Однако Паулус не безродная псина, которую можно было бы вот так просто укротить и заставить смиренно дожидаться старости. Правда, порой казалось, что он становится покладистым и ему самому хочется быть хорошей собакой. Весной он стал степенно разгуливать по саду, словно старый джентльмен, и не рвался за забор к другим собакам, а однажды даже тронул Сильвию до глубины души. С благородным блеском в глазах, держа что-то в зубах, он подошел к сидящей в садовом кресле Сильвии, явно желая передать ей свою ношу. И Паулус в самом деле положил на колени Сильвии обслюнявленного птенца. В его пасти с устрашающими клыками птенец лежал как в мягком гнездышке: как только перья обсохли, птенец улетел. Эту изумительную историю о Паулусе Сильвия рассказала лежачей больной. «Вот видите! — с гордостью воскликнула Ванда Курман, и ее дряблая шея напряглась. — Паулус настоящий джентльмен!» У Ванды Курман появилась причина рассказать о родословной Паулуса, домочадцы услышали о его отце и деде, о прабабке, в основном же больная рассказывала о выдающихся людях, которым принадлежали эти собаки.

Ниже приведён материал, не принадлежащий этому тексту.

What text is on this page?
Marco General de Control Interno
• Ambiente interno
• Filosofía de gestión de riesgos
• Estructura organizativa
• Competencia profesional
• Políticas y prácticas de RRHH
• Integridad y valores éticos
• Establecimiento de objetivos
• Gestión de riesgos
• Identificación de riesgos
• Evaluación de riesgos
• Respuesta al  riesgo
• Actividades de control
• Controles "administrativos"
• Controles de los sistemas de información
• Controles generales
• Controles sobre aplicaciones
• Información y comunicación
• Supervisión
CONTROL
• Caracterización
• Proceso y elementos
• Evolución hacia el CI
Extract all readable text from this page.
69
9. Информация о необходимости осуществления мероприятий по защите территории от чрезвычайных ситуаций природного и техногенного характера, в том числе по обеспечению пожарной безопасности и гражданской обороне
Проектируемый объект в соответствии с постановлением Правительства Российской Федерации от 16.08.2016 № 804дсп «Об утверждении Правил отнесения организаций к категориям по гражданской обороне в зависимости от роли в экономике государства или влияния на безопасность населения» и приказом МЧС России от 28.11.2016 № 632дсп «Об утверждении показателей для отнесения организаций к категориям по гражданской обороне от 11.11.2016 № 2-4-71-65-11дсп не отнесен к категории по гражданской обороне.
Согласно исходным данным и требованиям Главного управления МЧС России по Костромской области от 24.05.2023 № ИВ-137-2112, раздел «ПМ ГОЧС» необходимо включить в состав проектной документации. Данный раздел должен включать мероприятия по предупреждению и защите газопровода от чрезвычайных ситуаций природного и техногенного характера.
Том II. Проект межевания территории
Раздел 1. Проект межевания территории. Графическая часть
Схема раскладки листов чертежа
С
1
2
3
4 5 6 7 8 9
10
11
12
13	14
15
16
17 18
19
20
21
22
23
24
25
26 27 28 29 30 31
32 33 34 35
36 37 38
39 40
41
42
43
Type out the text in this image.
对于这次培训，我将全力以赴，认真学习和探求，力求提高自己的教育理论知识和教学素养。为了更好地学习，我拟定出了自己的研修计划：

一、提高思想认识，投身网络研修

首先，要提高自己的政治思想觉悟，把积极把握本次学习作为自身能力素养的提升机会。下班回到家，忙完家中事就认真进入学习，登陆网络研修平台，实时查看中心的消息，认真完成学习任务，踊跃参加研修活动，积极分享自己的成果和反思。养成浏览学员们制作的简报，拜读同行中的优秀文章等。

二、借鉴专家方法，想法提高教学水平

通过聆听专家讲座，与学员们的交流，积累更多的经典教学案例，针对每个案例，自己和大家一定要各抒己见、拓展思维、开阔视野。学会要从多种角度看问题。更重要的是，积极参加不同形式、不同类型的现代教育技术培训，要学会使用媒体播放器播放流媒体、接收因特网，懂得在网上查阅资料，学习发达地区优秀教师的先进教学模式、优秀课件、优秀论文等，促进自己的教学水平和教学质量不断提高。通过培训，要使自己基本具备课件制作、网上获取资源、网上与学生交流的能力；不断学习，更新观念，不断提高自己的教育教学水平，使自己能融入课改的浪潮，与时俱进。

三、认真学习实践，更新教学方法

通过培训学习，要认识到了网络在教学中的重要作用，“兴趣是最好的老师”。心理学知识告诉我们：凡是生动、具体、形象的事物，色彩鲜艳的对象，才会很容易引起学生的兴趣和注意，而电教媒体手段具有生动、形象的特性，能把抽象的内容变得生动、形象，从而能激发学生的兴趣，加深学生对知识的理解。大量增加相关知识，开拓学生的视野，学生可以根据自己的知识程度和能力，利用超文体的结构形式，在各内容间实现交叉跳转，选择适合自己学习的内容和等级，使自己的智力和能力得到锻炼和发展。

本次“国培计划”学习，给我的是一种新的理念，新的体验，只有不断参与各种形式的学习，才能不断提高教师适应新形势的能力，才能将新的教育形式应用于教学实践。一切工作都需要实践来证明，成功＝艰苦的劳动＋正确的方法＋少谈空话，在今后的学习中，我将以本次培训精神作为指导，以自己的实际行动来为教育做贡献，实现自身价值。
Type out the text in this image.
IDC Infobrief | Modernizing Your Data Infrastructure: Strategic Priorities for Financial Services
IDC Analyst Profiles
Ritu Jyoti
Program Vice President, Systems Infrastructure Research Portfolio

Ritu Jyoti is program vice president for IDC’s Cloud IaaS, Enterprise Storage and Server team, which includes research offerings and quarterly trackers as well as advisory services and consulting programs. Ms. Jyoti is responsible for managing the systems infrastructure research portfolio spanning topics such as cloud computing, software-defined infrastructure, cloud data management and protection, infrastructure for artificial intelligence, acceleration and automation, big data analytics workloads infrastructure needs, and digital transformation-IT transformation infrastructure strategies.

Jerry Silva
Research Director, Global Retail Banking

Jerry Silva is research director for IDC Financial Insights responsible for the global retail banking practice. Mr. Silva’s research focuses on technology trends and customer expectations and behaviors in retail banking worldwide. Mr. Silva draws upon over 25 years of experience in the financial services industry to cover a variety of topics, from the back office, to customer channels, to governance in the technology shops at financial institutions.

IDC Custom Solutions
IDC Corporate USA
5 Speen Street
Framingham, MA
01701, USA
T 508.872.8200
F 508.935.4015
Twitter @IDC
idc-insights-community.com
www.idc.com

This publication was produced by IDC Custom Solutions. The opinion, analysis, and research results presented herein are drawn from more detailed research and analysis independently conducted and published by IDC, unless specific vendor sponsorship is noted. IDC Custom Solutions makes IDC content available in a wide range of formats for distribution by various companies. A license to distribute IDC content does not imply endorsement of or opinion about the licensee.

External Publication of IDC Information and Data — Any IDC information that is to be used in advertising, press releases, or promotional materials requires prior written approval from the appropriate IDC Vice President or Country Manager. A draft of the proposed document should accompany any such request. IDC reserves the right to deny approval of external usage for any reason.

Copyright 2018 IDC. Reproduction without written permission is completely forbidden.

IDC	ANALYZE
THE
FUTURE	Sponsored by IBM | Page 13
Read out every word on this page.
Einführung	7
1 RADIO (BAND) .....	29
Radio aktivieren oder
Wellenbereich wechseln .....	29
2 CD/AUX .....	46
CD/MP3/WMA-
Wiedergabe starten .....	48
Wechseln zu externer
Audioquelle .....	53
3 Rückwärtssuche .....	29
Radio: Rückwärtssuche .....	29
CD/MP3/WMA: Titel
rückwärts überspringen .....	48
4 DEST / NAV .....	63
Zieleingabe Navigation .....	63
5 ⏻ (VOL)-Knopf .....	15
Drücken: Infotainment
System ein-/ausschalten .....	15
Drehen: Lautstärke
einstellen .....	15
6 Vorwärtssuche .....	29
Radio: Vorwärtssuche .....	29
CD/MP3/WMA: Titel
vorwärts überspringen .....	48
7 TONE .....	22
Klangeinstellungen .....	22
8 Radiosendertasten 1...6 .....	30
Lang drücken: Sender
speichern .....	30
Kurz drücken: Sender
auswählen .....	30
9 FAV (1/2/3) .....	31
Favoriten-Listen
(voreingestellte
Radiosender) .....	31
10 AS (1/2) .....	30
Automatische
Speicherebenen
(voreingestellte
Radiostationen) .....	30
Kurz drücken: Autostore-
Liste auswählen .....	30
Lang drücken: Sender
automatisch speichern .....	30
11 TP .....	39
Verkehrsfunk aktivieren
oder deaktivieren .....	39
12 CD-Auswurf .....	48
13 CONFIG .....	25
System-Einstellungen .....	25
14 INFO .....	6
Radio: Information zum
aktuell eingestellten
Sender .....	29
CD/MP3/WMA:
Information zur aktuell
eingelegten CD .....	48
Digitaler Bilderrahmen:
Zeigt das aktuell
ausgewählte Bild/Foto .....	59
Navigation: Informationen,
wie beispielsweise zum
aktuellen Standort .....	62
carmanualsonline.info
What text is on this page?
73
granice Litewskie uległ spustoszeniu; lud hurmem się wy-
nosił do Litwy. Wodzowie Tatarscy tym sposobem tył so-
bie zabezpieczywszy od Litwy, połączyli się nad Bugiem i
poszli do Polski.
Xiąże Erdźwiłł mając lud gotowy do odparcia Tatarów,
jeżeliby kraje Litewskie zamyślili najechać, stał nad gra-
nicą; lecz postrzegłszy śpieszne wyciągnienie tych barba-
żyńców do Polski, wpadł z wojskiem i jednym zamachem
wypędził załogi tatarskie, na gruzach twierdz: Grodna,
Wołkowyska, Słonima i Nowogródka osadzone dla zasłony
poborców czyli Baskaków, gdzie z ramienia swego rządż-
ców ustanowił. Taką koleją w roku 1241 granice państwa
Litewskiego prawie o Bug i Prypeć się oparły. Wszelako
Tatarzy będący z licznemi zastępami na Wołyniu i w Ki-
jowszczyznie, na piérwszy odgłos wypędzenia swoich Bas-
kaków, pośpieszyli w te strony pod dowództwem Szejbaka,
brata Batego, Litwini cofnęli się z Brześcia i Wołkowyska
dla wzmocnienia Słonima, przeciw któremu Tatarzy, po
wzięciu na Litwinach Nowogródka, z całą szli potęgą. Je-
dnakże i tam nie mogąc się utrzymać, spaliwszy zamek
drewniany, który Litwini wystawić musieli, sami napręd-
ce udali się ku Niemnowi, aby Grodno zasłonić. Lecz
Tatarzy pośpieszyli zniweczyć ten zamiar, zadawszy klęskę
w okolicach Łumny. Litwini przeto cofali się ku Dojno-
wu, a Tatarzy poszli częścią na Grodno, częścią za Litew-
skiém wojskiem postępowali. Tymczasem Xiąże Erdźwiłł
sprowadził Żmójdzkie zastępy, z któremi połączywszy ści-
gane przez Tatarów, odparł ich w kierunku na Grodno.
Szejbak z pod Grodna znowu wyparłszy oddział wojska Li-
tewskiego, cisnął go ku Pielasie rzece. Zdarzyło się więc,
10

Но и спасение птенца не означало перемены в умонастроении Паулуса, ему совсем не хотелось становиться скучным и скромным псом-интеллигентом. Хотя он и продолжал степенно разгуливать по саду и не рвался на улицу сводить счеты с соседскими собаками, у него появилась другая привычка, вызывавшая досаду у домочадцев: в дождливые дни, вернувшись в дом весь в грязи, он заваливался спать в супружескую постель Сильвии и Карла. Баба Майга бранила собаку, махала у нее перед носом газетой, словно отгоняя мух, Паулус оскорблялся, обнажал клыки, но с кровати не слезал. По ночам Сильвия просыпалась от впитавшегося в постельное белье псиного запаха. Выхода не было, пришлось Карлу привинтить к двери спальни крючок. Это приводило Паулуса в ярость: сколько угодно дави лапой на дверную ручку, но в постель не попадешь.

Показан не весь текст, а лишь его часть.